恋人かと言うと恋人ではない。だだの仲間だ。俺的にはその距離が丁度いい。
「すとっとるが甘いんだ。見てくれねぇか?」
「自分で調整すれば良いじゃない」
「まあ、冷たいこと言うなよ。パーツも入荷したんだろ」
「たしか来ていた様な」
こいつは自分から「見てあげようか」とは絶対に言わない。俺とのツーリング交渉ができなくなるからだ。
「頼むよ」
俺は手を合わせてお願いポーズをした。
「わかったわよ。ツーリングが条件ね」
「ああ、もちろんだ」
みゆきはおやっさんを叩き起こし、パワーアップパーツの取り付け、調整とスロットルの調整をしてもらった。
「よし行くか」
「おー」
今日のみゆきは絶好調の様だ。
今日は江ノ島に行くことにした。高尾ジャンクションから名古屋方面に右に折れ県道をひたすら走る。休日の10時を過ぎると交通量が増し渋滞になる事がある。早めに出発した為順調だ。

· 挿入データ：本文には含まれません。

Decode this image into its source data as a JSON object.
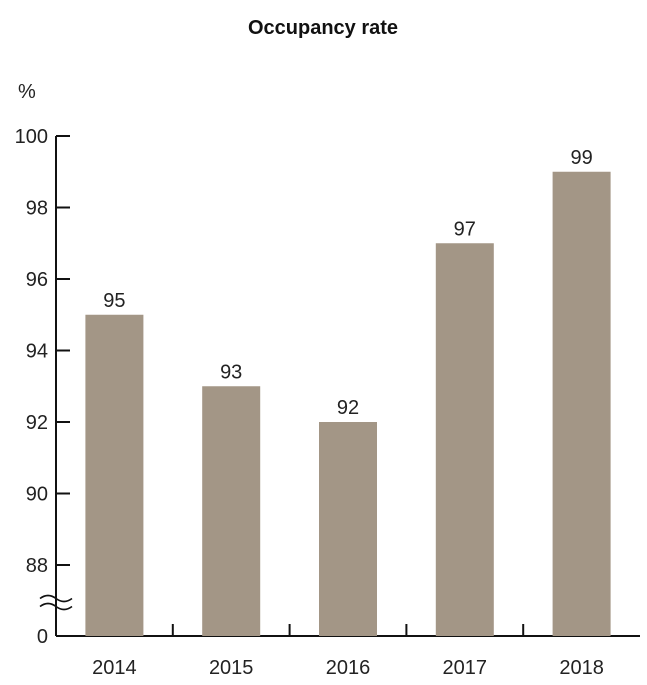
{
  "chart_data": {
    "type": "bar",
    "title": "Occupancy rate",
    "ylabel": "%",
    "xlabel": "",
    "categories": [
      "2014",
      "2015",
      "2016",
      "2017",
      "2018"
    ],
    "values": [
      95,
      93,
      92,
      97,
      99
    ],
    "data_labels": [
      "95",
      "93",
      "92",
      "97",
      "99"
    ],
    "y_ticks": [
      0,
      88,
      90,
      92,
      94,
      96,
      98,
      100
    ],
    "y_tick_labels": [
      "0",
      "88",
      "90",
      "92",
      "94",
      "96",
      "98",
      "100"
    ],
    "axis_break": {
      "between": [
        0,
        88
      ]
    },
    "ylim": [
      0,
      100
    ],
    "bar_color": "#a39686",
    "grid": false,
    "legend": "none"
  }
}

新湘南バイパスの藤沢ICで降り辻堂方面にバイクを走らせた。
国道134選に入りパーキングにバイクを停めると、ライダースーツの上半分を脱ぎ腰に留めた。
「あっちぃ」
みゆきもおかじ格好をしTシャツ姿になった。
「暑いねー。したも脱ぎたいわ」
「やめとけ。いい目の保養だ」
「ふふん」
みゆきは一気にライダースーツを下ろした。俺は腕で視界を塞いだが周りからの反応がなく、腕をずらすとみゆきはデニムショートパンツを履いていた。
「暑くねぇのか?」
「暑いわよ。今は涼しい」
浜辺の階段上になっているコンクリに座り海を眺めている。風が少し強いが気持ちいくらいだ。
「海っていいよねぇ」
「夕日は格別だがな。昼間は昼間でいい」
みゆきは神妙な顔になりまっすぐ海を見つめる。
「ねぇ、子供達が楽しそうに遊んでいるのって微笑ましいよね」
俺も神妙な顔つきになる。
「何が言いたい」
「あたし達もう2年になるよ」
「まだ2年だ」
みゆきの頬が膨らんでいくのが分かる。
このままはぐらかすと口も聞いてくれなくなる。
それはそれできつい。俺の相棒だからな。
「何か食べに行くか」
みゆきは不機嫌になり立ち上がるとサッと駐車場に向かって歩き出した。
「おい、みゆき待てよ。ちゃんと考えているんだ」
俺はみゆきに並んで歩く。
「考えるって何を?」
みゆきの視線が痛い。
「マイホームを買える様な男になったら、子供を二人育てて、立派なバイク乗りにする未来が見える」
「ふ〜ん。相手は誰?」
「それは聞かなくても分かるだろう」
暫く並んで歩いくと、みゆきは急に笑顔になり俺へ顔を向けた。
「わかったわ。あたしの事にしておいてあげる。ご飯奢りね」
俺は苦笑いをした。
近くの食堂で食事を済ませ出発した。
国道134号線を暫く走り、剣道311線から逗子ICに入り横浜経由で帰宅した。